It’s easy to make statements about how failure leads to growth, but in practice, it can be quite painful. This is fresh for me, but before I get into that, let’s distinguish 2 types of failure:

  1. Shallow Failure: These are small failures, that often begin with the knowledge that success is unlikely. Perhaps the most shallow of failures is something like this: “We tested 100 different variations of this online advertisement, analyzed the conversion data, and selected only the 3 highest-performing versions.” In this scenario, there were 97 failures, learning occurred, and nobody (hopefully) was impacted on an emotional level… there was little pain, it’s a cold, scientific calculation… it’s very easy to argue that you’re now smarter for having experienced those failures.

  2. Deep Failure: These are much more personal, painful, and interesting. For instance: “I dedicated most of my teenage years to exercising and practicing football. We lost the state championship game by 1 point.” This is difficult, creates real pain, and builds character (maybe). Unfortunately, it’s difficult to argue that you’re now a better athlete than somebody who did win the state championship.

As I grow, I’m having to combine these 2 notions of failure. Here is a recent tweet that sums it up pretty well: Twitter Screenshot

I have spent the last few years building equity in very early-stage startups. Individually, these each have a low probability of success. However, in the aggregate, there is a good chance that at least one of them will succeed. It’s easy to perform that emotionally-detached calculation, but it’s actually very hard to spend months or years of my life, all-in, on the implementation details of a single venture. Put another way:

Can you imagine a sports-movie where, before the season starts, the coach tells the team: “We only have a 13% chance of winning the championship this year, but I plan to coach here for 10 years, so I’ll likely win one at some point!” That would be very un-motivating, and it seems intuitive that this attitude would drastically lower the team’s probability of success.

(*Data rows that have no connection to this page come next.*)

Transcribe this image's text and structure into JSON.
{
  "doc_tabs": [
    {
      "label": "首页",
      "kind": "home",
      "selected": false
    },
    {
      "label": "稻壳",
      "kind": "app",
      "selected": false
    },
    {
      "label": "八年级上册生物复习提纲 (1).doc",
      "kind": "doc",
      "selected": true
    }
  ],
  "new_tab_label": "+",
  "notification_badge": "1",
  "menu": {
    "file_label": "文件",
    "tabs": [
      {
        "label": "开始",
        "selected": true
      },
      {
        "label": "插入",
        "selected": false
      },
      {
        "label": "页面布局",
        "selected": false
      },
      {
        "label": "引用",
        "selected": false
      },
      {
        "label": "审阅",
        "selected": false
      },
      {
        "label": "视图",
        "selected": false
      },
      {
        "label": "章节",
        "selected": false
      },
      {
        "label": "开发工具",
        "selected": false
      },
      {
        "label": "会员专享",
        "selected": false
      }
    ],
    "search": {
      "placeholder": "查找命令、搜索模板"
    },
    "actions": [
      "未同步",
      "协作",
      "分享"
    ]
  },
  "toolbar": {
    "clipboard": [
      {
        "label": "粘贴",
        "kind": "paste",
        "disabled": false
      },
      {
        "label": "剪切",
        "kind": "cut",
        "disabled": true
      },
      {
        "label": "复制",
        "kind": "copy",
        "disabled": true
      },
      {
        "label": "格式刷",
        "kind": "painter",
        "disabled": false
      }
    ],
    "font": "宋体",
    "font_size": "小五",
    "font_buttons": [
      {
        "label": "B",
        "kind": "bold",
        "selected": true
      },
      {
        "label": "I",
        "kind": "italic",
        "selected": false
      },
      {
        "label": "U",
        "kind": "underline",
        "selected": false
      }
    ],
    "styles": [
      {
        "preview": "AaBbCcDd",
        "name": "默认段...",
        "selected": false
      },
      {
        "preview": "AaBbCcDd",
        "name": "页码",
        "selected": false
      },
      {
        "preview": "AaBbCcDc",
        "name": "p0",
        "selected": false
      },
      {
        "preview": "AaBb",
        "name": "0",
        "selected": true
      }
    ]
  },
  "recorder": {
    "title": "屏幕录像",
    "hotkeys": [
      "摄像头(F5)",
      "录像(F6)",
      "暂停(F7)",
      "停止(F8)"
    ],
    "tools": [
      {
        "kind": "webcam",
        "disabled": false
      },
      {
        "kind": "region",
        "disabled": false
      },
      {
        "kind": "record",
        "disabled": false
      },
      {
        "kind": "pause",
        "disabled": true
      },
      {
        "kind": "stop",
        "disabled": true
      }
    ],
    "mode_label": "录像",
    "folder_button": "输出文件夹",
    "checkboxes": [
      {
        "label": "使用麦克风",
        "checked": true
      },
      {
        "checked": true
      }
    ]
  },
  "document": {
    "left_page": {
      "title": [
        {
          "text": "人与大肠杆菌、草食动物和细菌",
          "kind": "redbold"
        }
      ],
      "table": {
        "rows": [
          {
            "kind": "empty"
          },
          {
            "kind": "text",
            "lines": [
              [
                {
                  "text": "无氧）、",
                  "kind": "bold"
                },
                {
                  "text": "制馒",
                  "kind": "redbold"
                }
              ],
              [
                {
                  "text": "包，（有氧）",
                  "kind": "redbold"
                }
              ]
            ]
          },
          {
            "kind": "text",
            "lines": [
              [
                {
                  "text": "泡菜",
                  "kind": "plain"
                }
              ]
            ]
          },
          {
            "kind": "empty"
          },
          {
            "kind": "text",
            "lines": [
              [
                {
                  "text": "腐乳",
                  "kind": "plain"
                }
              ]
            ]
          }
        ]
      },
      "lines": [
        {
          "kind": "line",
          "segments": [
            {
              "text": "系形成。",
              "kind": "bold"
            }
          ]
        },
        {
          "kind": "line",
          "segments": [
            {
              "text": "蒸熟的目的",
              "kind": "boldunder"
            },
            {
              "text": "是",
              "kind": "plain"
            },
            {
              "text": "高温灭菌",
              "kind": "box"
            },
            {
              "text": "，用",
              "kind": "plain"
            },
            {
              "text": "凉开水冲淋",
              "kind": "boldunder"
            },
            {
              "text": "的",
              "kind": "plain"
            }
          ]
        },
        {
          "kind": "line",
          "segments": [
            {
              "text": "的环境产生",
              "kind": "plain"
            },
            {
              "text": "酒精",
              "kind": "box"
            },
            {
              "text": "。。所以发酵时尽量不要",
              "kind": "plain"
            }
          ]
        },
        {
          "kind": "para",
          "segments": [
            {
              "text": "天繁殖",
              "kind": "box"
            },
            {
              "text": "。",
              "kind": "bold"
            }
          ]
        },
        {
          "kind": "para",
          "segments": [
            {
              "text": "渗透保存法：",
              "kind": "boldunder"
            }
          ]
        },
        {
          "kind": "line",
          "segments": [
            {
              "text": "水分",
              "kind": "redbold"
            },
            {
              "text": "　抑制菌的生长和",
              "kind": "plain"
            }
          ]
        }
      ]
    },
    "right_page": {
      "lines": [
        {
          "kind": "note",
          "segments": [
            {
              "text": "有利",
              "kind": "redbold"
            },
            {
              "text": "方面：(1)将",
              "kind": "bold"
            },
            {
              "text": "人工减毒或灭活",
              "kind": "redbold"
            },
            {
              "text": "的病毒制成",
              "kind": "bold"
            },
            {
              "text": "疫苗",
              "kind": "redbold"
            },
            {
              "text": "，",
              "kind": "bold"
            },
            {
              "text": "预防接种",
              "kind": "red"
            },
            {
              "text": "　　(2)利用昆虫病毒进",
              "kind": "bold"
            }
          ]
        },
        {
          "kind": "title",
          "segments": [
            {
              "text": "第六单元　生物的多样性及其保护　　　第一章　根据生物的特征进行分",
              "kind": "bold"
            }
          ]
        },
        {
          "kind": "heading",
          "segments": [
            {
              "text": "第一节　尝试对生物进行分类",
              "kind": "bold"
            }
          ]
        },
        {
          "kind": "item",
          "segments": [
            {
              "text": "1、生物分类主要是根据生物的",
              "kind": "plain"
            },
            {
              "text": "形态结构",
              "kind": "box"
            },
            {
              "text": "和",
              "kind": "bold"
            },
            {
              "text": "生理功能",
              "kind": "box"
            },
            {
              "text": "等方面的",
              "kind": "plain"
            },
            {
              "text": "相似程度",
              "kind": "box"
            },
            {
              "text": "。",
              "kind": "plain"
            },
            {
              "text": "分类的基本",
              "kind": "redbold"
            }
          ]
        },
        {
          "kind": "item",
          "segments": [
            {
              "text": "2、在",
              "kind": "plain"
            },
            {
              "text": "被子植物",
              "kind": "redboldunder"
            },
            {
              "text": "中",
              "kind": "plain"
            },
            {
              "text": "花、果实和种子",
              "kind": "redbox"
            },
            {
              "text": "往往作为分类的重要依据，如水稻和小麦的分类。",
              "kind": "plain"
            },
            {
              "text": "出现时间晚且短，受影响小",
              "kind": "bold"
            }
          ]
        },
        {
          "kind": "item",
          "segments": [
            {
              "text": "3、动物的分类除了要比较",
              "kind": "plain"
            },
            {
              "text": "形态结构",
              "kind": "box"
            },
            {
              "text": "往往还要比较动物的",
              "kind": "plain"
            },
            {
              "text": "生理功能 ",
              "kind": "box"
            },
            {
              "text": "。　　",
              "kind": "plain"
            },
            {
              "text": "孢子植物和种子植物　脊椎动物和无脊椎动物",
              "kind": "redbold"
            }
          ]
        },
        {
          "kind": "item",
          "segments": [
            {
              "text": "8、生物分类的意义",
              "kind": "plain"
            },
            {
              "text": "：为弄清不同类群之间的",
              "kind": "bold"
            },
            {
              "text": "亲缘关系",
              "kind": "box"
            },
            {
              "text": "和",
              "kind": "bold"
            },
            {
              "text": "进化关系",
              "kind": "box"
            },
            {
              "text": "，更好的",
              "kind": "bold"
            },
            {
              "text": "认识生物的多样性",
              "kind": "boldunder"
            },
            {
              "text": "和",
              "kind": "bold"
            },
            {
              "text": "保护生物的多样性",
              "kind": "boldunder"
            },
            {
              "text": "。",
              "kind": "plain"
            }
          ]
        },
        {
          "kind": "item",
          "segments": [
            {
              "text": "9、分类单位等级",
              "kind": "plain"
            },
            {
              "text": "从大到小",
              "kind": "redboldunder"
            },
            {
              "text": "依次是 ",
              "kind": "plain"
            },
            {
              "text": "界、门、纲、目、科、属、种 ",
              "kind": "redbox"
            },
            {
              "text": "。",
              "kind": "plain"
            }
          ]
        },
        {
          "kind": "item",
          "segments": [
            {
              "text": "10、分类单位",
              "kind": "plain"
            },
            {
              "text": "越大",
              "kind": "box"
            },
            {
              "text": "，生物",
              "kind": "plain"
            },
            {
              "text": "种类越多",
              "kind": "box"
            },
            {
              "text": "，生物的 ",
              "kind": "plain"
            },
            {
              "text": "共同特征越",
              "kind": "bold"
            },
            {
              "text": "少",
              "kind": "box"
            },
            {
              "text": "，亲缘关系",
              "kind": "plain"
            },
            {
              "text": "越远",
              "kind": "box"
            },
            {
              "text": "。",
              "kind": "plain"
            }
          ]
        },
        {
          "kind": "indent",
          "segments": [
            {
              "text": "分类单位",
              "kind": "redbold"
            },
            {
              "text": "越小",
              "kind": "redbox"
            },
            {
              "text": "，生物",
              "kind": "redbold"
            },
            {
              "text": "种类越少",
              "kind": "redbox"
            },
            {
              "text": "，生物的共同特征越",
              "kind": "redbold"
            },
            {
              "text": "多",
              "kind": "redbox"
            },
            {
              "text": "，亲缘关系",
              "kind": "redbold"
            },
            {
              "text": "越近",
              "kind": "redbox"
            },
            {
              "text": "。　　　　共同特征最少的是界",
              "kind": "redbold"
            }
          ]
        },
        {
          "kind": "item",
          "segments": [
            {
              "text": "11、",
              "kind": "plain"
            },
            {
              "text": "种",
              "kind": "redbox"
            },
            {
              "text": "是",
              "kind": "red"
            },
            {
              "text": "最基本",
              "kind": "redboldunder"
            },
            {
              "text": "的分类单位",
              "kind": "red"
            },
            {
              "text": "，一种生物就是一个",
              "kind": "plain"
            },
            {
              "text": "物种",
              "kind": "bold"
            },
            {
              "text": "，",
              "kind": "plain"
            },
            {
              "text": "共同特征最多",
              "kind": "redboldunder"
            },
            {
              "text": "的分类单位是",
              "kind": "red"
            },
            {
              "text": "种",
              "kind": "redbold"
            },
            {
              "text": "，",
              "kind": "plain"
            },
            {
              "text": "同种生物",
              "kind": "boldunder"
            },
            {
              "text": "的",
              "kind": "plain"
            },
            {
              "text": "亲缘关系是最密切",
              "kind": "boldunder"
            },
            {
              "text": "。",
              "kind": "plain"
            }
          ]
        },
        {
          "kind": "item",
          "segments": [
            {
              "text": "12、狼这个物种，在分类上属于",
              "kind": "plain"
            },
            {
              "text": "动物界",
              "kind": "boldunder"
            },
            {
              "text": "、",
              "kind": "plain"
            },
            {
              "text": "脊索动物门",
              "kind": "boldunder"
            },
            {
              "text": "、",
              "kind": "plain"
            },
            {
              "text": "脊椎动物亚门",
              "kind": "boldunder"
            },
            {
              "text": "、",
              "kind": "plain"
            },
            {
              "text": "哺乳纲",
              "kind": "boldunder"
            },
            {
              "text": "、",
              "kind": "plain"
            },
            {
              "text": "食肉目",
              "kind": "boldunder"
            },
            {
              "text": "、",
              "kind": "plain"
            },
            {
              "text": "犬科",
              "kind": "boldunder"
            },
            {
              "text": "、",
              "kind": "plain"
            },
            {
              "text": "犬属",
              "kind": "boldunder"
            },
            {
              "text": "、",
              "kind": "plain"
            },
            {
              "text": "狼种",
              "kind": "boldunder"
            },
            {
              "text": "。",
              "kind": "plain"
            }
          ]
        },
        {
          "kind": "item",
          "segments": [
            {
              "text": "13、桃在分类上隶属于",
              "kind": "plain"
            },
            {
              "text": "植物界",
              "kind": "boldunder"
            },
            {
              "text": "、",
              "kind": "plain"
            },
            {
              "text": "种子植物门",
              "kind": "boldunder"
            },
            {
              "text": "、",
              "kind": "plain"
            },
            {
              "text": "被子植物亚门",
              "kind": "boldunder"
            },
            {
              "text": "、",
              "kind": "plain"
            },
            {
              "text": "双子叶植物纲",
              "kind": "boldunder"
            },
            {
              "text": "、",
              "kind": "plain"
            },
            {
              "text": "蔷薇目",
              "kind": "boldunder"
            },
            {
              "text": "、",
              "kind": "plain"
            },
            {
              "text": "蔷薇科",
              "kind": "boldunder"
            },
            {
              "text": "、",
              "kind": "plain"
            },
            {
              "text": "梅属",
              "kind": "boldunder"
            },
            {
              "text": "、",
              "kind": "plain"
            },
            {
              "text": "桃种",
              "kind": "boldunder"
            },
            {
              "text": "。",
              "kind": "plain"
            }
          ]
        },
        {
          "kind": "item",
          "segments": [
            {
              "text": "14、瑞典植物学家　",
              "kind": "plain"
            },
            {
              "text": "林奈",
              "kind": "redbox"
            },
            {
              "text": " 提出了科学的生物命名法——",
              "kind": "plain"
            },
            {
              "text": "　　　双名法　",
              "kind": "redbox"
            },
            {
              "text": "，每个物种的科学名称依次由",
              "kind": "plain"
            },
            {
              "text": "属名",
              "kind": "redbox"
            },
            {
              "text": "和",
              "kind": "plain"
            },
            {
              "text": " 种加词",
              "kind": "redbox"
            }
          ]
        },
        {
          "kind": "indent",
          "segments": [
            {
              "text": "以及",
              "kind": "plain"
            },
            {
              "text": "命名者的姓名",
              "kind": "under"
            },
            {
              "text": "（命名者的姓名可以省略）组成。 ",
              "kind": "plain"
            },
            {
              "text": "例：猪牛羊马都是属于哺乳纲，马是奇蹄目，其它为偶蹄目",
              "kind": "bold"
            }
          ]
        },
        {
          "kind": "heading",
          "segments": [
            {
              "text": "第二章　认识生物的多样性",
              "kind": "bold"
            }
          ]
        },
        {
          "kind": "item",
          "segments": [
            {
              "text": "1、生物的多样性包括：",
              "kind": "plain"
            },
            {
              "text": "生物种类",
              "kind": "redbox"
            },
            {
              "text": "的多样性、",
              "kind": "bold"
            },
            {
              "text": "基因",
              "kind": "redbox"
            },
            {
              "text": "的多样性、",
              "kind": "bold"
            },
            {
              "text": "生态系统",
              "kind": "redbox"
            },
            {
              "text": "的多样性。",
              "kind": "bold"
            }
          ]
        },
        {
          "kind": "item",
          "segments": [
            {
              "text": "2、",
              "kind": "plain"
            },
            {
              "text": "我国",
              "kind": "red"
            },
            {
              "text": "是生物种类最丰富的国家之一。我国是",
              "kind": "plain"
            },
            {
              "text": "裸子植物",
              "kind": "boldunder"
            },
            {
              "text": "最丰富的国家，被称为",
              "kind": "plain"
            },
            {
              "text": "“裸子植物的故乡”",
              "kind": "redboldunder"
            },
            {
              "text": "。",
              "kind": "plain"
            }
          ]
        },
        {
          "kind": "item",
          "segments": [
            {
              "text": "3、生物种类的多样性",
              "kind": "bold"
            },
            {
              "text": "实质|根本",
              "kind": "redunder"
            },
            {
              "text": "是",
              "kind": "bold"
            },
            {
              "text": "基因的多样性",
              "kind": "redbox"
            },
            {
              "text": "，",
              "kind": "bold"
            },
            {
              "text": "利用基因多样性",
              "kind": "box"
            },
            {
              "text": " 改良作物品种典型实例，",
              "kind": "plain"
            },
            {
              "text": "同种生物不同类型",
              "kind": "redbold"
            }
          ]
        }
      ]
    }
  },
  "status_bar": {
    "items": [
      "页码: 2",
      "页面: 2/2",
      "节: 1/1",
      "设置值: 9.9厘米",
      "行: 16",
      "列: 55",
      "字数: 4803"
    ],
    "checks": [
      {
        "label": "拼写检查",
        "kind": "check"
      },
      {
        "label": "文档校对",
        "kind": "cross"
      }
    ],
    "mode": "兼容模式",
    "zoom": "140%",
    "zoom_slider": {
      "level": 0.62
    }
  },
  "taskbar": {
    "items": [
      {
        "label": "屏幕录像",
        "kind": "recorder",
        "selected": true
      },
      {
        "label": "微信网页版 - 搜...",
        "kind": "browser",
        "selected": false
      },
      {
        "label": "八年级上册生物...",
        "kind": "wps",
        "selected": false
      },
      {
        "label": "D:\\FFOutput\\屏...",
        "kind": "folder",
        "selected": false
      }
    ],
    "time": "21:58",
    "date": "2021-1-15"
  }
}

I’m still figuring out this balance: it’s currently on my mind because an early-stage company I worked at for 2+ years recently discontinued my product (a remote tutoring service). I poured my time & energy into that service, and yielded a high return in terms of personal development:

  • I’m a much better engineer. The opportunity to work under Dan Kokotov (Chief Architect of rev.com) was one of the most valuable experiences of my life, and the engineering skill I acquired there has already been opening doors for me.
  • It was my first “real” management experience: progressing from engineer to team lead was a big step for me — it was my first glimpse into formal mentoring / hiring / firing.
  • I fostered relationships that will add immense value to all areas of my life.

From a cold economic perspective, I came out on top (salary was good). However, I obviously feel sad that it failed… Here is my best attempt to reverse-engineer those feelings:

  • I am happy when working towards mastery, autonomy, and purpose. The discontinuing of this product reduces the “purpose” in that equation.
  • If the service was a huge success, I could proudly point to it for the rest of my life and say “I helped create that, and had a huge impact on its direction & success.” Now, there is nothing to point to — it will be difficult to receive external validation for the work I put in there.
  • There are some changes that I pushed for, which I suspect would have increased the chances of success, but were never tried (rebranding etc..). I might have been wrong, though.
  • I don’t actually know, for sure, why it failed. I know that the cost-to-acquire-a-customer was higher than the lifetime-value-of-a-customer, but I don’t really know why.

Anyways, working at that company was great. In terms of personal ROI (which is timelessly summed up here), rev.com was very fertile soil, and my time there was invested wisely (btw, all of their other product lines are wildly successful).

Looking to the future, all of my past experiences are informing future ventures, and when it comes to what other people think about past failures, I yield to Dr. Seuss:

Those who mind don’t matter, and those who matter don’t mind.

Onwards!

2 years later

After 2 more years, and 2 more projects, this still rings true. It’s too early to tell, but it looks like 1 of the projects will likely fail, and the other will probably succeed.

I recently encountered a TS Elliot poem (4 Quartets, East Coker, V), and I’m wrestling with whether I buy into this detachment-from-results, or if it is a sort-of cowardly defense mechanism. Here is a key excerpt:

There is only the fight to recover what has been lost And found and lost again and again: and now, under conditions That seem unpropitious. But perhaps neither gain nor loss. For us, there is only the trying. The rest is not our business.